July 30th Unemployment Changes

Maine's Declaration of Emergency ended June 30. Federal programs (PUA, PEUC, FPUC) are not affected, and are still ending on Sept. 4, 2021. However, some pandemic aspects of unemployment insurance will be affected, beginning July 30:

  • The waiting week will no longer be waived. This means that when someone applies for unemployment, the first week in which they are eligible to receive a benefit payment would serve as their "waiting week," and they would not receive a benefit for that week. This does not reduce the total amount of benefits someone may receive.

  • COVID related reasons such as quarantine, self-isolating, or caring for a dependent family member will no longer count as eligible reasons to receive regular state unemployment insurance. However, if denied state UI, you may still be eligible for PUA.

  • For employers - the non-charging of employer experience rating for COVID-related claims will no longer be in place for new initial claims filed after this date.

Back to Work Program - Applications Due August 6

On June 14, Governor Mills announced the new "Back to Work" Program, which will provide employers a one-time $1,500 payment for eligible full-time workers and $750 for eligible part-time workers who start jobs between June 15 and July 25 to encourage unemployed Maine people to return to the workforce.

The updated eligibility qualifications for the program are now as follows:

For the $1,500 grant, full-time new hires must:

  • Have received unemployment benefits for the week ending May 29, 2021.
  • Have started one full-time job (at least 35 hours per week) in Maine between June 15 and July 25, 2021. Be employed for at least eight weeks, at an hourly wage of less than $25. Not receive unemployment benefits during their period of employment.

For the $750 grant, part-time new hires must:

  • Have received unemployment benefits for the week ending May 29, 2021.
  • Have started one part-time job (at least 20 hours per week) in Maine between June 15 and July 25, 2021.
  • Be employed for at least eight weeks, at an hourly wage of less than $25.
  • Not receive any unemployment benefits during their period of employment.

Once requirements are met, the employer will provide documentation and grant funds will be issued to the employer to be given to the employee. More information:

How to provide your Proof of Employment

The federal Continued Assistance for Unemployed Workers Act of 2020 requires that the Maine Department of Labor verify the identity of all new PUA applicants before the claim is processed. It is also a federal requirement that PUA recipients provide proof of employment.

For more information, please visit the PUA ID and Employment Verification web page.

How to Verify your Email Address

As part of our fraud protection measures, all unemployment claimants are now required to verify their email address. Instructions on how to do so can be found at the following:

Maine Department of Labor Partnering with ID.me to Help Protect Unemployment Claimants

You may be required to submit ID verification though ID.me. If so, a notification will be added to your ReEmployME account, and instructions for completion of the process would be found under Correspondences in your account, as well as sent via regular mail.

If You Filed Your Claim a Year Ago - New Benefit Year

COVID-19 has created the need for extended unemployment, and there are now a number of people who are coming to the end of their benefit year.

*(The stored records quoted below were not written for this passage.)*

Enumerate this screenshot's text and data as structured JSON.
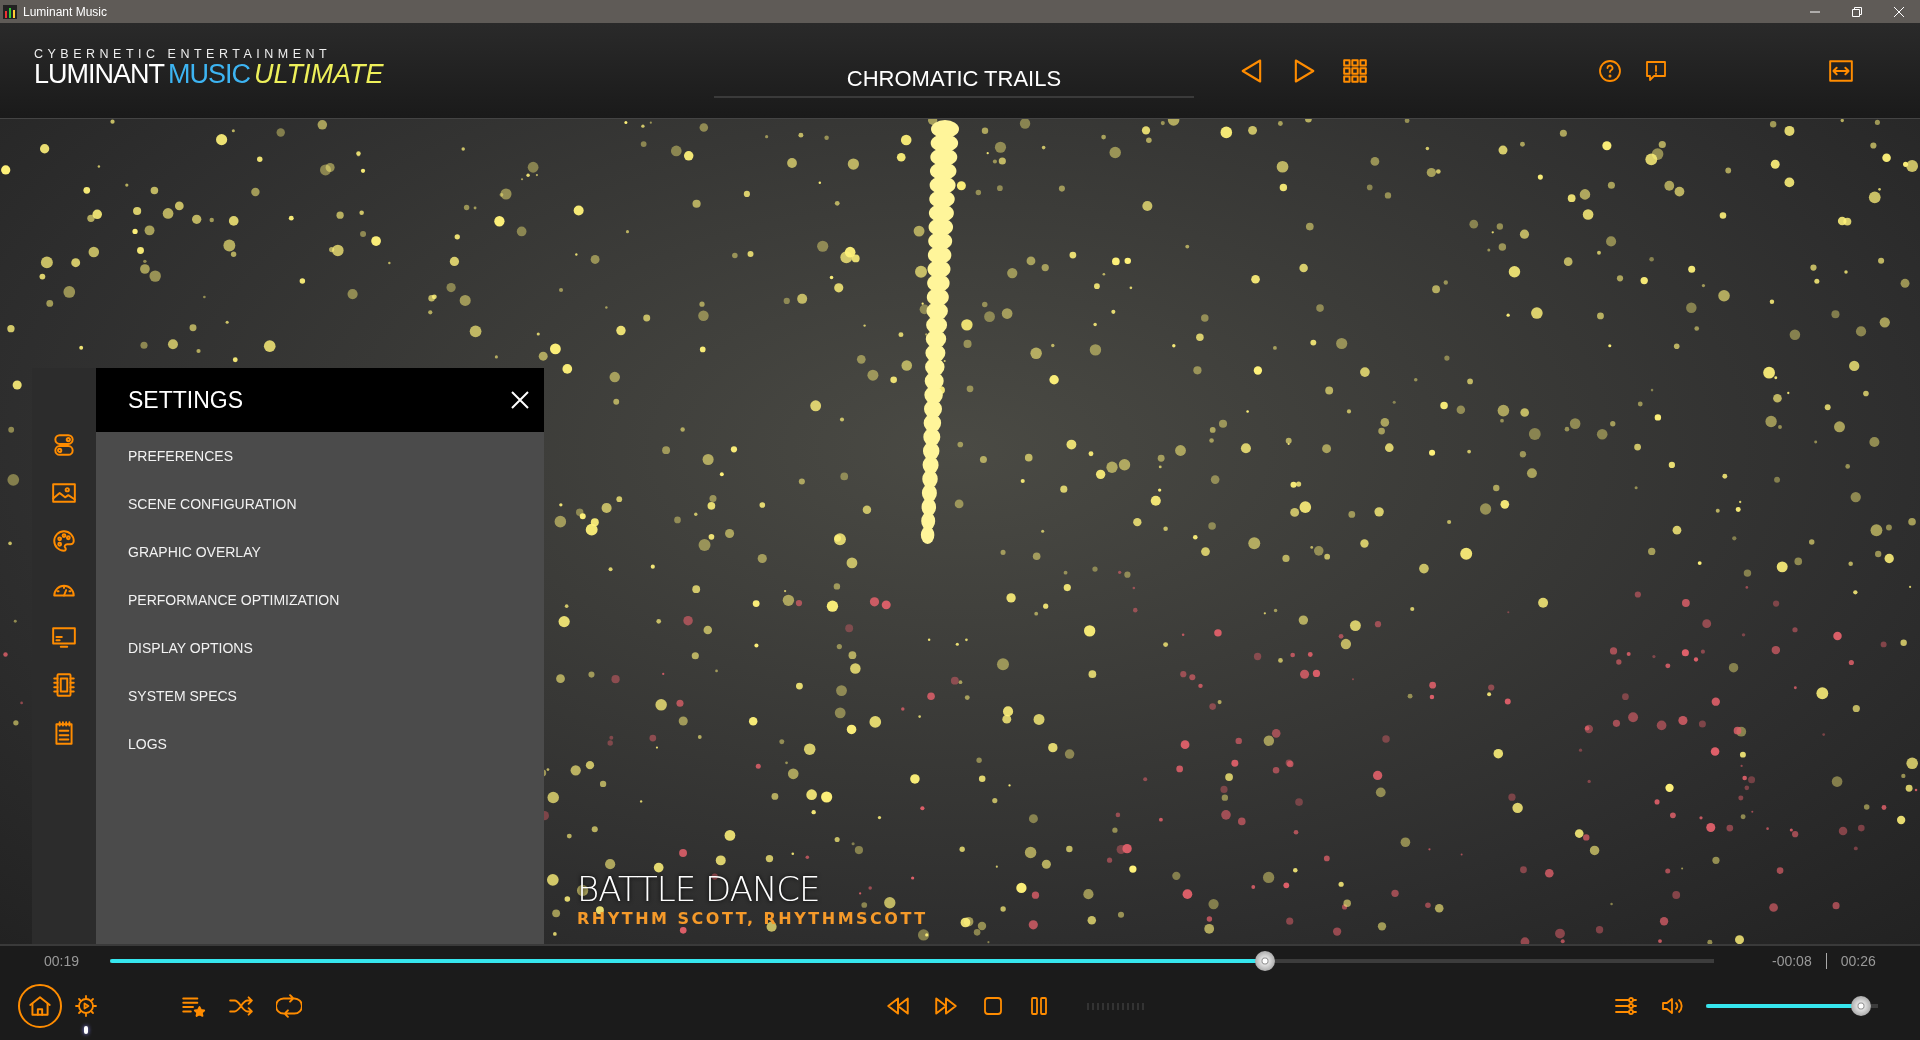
{
  "window": {
    "title": "Luminant Music"
  },
  "logo": {
    "tagline": "CYBERNETIC ENTERTAINMENT",
    "name": "LUMINANT",
    "product": "MUSIC",
    "edition": "ULTIMATE"
  },
  "scene": {
    "title": "CHROMATIC TRAILS"
  },
  "settings": {
    "title": "SETTINGS",
    "items": [
      {
        "label": "PREFERENCES"
      },
      {
        "label": "SCENE CONFIGURATION"
      },
      {
        "label": "GRAPHIC OVERLAY"
      },
      {
        "label": "PERFORMANCE OPTIMIZATION"
      },
      {
        "label": "DISPLAY OPTIONS"
      },
      {
        "label": "SYSTEM SPECS"
      },
      {
        "label": "LOGS"
      }
    ]
  },
  "now_playing": {
    "title": "BATTLE DANCE",
    "artist": "RHYTHM SCOTT, RHYTHMSCOTT"
  },
  "playback": {
    "elapsed": "00:19",
    "remaining": "-00:08",
    "duration": "00:26",
    "level": 0.72
  },
  "volume": {
    "level": 0.9
  }
}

If you filed your unemployment claim a year ago, your benefit year may be expiring soon. A benefit year is the 52-week period following the date you filed your initial claim. For example, if you filed your claim in March 2020, your benefit year would end in March 2021 and a new one would need to be established if you are still eligible to collect benefits. The Department will need to review your claim to determine whether you qualify for regular unemployment benefits on this new benefit year, especially if you are currently collecting on one of the federal programs.

What do you need to know?

Federal and state law requires the Department to determine whether you are eligible for regular state unemployment benefits on a new benefit year. For some, a new benefit year will be automatically established. Others will receive a system prompt to file a new benefit if the prior one has expired. If you are receiving benefits through PUA or PEUC, the system will in most cases complete the eligibility review automatically. If you do not qualify for state unemployment, you will receive a denial letter for state unemployment benefits on the new benefit year and continue to receive benefits through the federal program until you have exhausted them or the program ends.

If you worked since you filed your claim last year, have out of state wages, Federal Civilian wages, Military wages, or have been on Workshare within the past year, your claim may require additional review to determine eligibility.

What are the next steps?

If the system prompts you to file a new benefit year, from your account, please navigate to "Unemployment Claim" and File Unemployment Claim to complete this process. We recommend you do so as soon as you receive the notification to avoid missing out on eligible claim weeks.

Make sure you continue to file your weekly claims for benefits, even if an eligibility review is pending. If otherwise eligible we will process all eligible pending weeks for payment once the review is completed.

Unemployment Insurance

The Bureau of Unemployment Compensation contributes to economic stability by providing temporary employer-funded benefits to eligible individuals while they seek re-employment. We operate an accessible, integrity-driven program in a timely and accurate manner.